As soon as the TKAA meeting was over, Calvin, Chris, Rick, and I blasted out of there like, "School boys from thier books..." Launched at Crab Creek and hit the bridge just before dark. Calvin and I chased some birds that turned out to be diving on the cull from a crabber. Exhausting. Returned to Lesner and the bite was on. Second drop with a 2 ounce Stingsilver and I hook up to a nice one. Turns out to be a 28 inch striper. Yehaw! After that it was a fish on nearly every drop. The dudes were hooking steady on white jigs, Storms and Rick with his MirrOlures. Plenty of fish for everyone. Fished until the current died and left 'em biting. Nice way to end striper season.


----------



## AL_N_VB (Apr 3, 2002)

*Totally fergot!*

Striper season in tha Bay ended yesterday (VA).


Glad ya got on tha feesh.me.well the bat phone rang,and the commissioner,told me ta get home.

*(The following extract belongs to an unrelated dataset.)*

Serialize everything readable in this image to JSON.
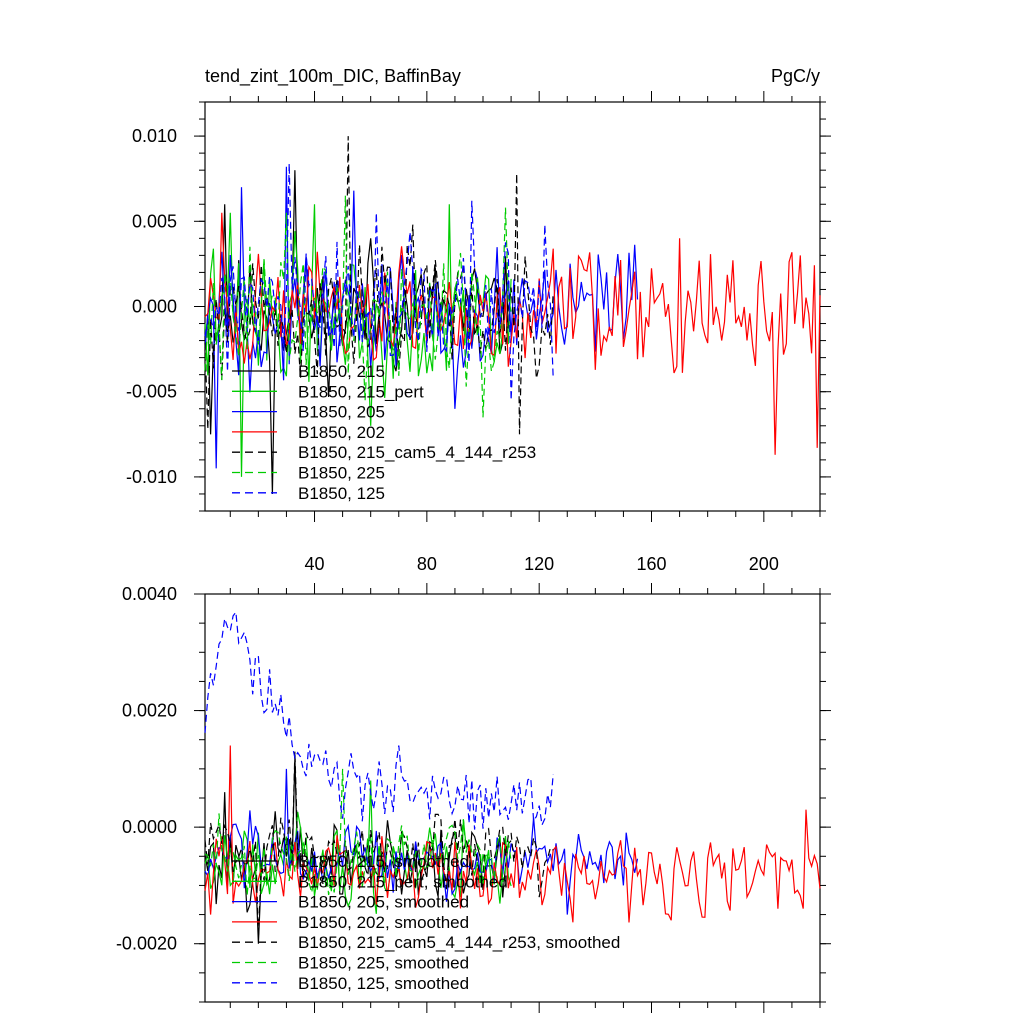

Were yall mainly catchin blues?.....

Ric.plannin on hittin the LIL Creek Jetty on Sunday in tha am...where do ya launch?..and are ya comin?


----------



## fisherman (Feb 20, 2002)

Sunday in the AM might be a go for me. Launch at Cobbs Marina.


----------



## jay b (Dec 1, 2002)

I'm going to try and make Sun. What time and what's your choice of tackle for Spades, I may have to hit the tackle shop.


----------



## Rick C. (Dec 2, 2002)

Might do that one also. Its Fathers day that day though so it would have to be early in / early out.


----------